There is no sound journalistic reason to go off therecord with Donald Trump. With someone who already has no filter, there is nothing to be gained. It is purely an exercise in deference – in kissing the ring of a fascist.
In a whiny, defensive rant on today’s “Morning Joe” broadcast on MSNBC, host Joe Scarborough depicted the pilgrimage he and his cohost made to Mar-a-Lago as a journalistic service to their audience. (Video link here.)
And without citing any sources, he insisted that the New York Times, the Washington Post, and other major outlets have similarly sought (or even partaken in) off-the-record sessions with Trump — just not as transparently.
Scarborough spoke contemptuously about critics who asked “How dare they go see him after saying he was a fascist?”
“Well that’s exactly what the Washington Post is doing. That’s exactly what the Wall Street Journal is doing… You know what you call it? You call it their job,” Scarborough said.
(Cohost Mika Brzezinski asserted the New York Times and Atlantic were doing it as well.)

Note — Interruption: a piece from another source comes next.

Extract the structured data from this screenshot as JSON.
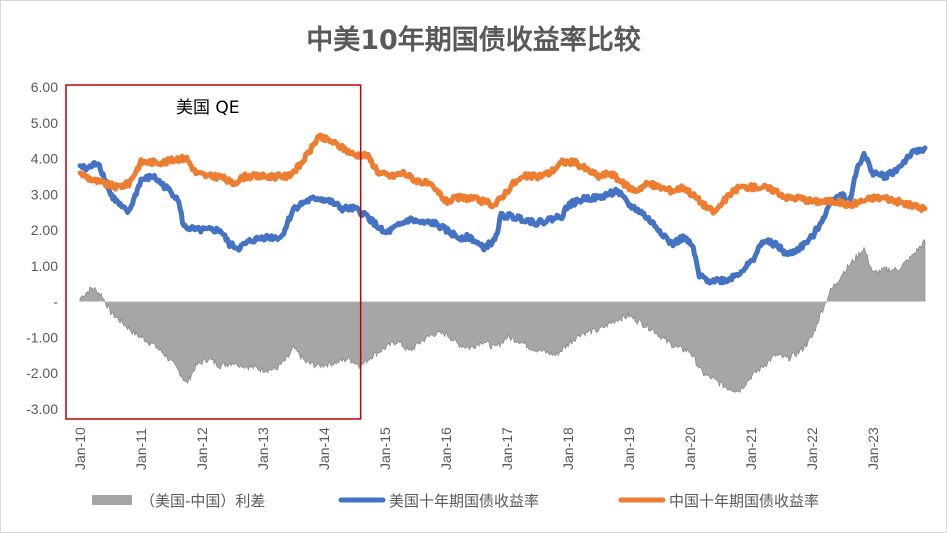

“You know why I do that? To get the read of the man,” Scarborough continued. “To get the read of the leader. To get the read of where the country is going.”
His voice raised, he continued: “So I can come back here and talk to you and let you know what the hell is going on. And give you context, insight and background.”
Journalists who come on the show do it, too, he insisted. “It’s what they do every day, they speak on background.”
I certainly hope that Scarborough and Brzezinski are wrong about the Times, the Post, and others. And it’s unclear if he meant they were seeking off-the-record comments from Trump. were actually prepared to send a delegation to Mar-a-Lago, or had already done so.
But the reality is that no self-respecting journalists should be going off-the-record with Trump, ever.
Why? Because he says everything that’s on his mind on the record already. (See my 2020 column, With Trump off his rocker, there’s no excuse to let him go off the record.)
Going off the record with a source is a compact and a sign of respect. You grant a source anonymity on the assumption that you will get valuable information in return. But Trump holds nothing back in public. Nothing he says off the record will be revelatory. Certainly nothing will be revelatory and true. Nothing will suddenly give you a better “read on the man.”
So what is it then? It’s bending the knee. It’s obedience.
This comes amid other warning signs of an overly deferential press:
- Washington Post owner and centibillionaire Jeff Bezos, in an interview at the New York Times’s glitzy Dealbook summit, saying he is “optimistic” about Trump’s second term, offering to help him abolish regulations. He also said he was “proud” of his decision to kill an editorial board endorsement of Kamala Harris, and called it “brave” because he anticipated blowback. (I’m damn sure he didn’t anticipate a quarter of a million subscribers revolting.)
- Los Angeles Times owner and billionaire Patrick Soon-Shiong, according to very disturbing reporting by Oliver Darcy, getting MAGA-friendly, hiring lying GOP shill Scott Jennings onto the editorial board and threatening to put an AI-powered “bias meter” atop his own paper’s news stories, with a “button” letting the reader “get both sides of that exact same story.”
We want our news organizations to speak truth to power, not defer to it. These will be trying times. They must hold firm, and I’m afraid they won’t.
The much revered Tim Russert said in court that all his conversations were off the record. Nuff said.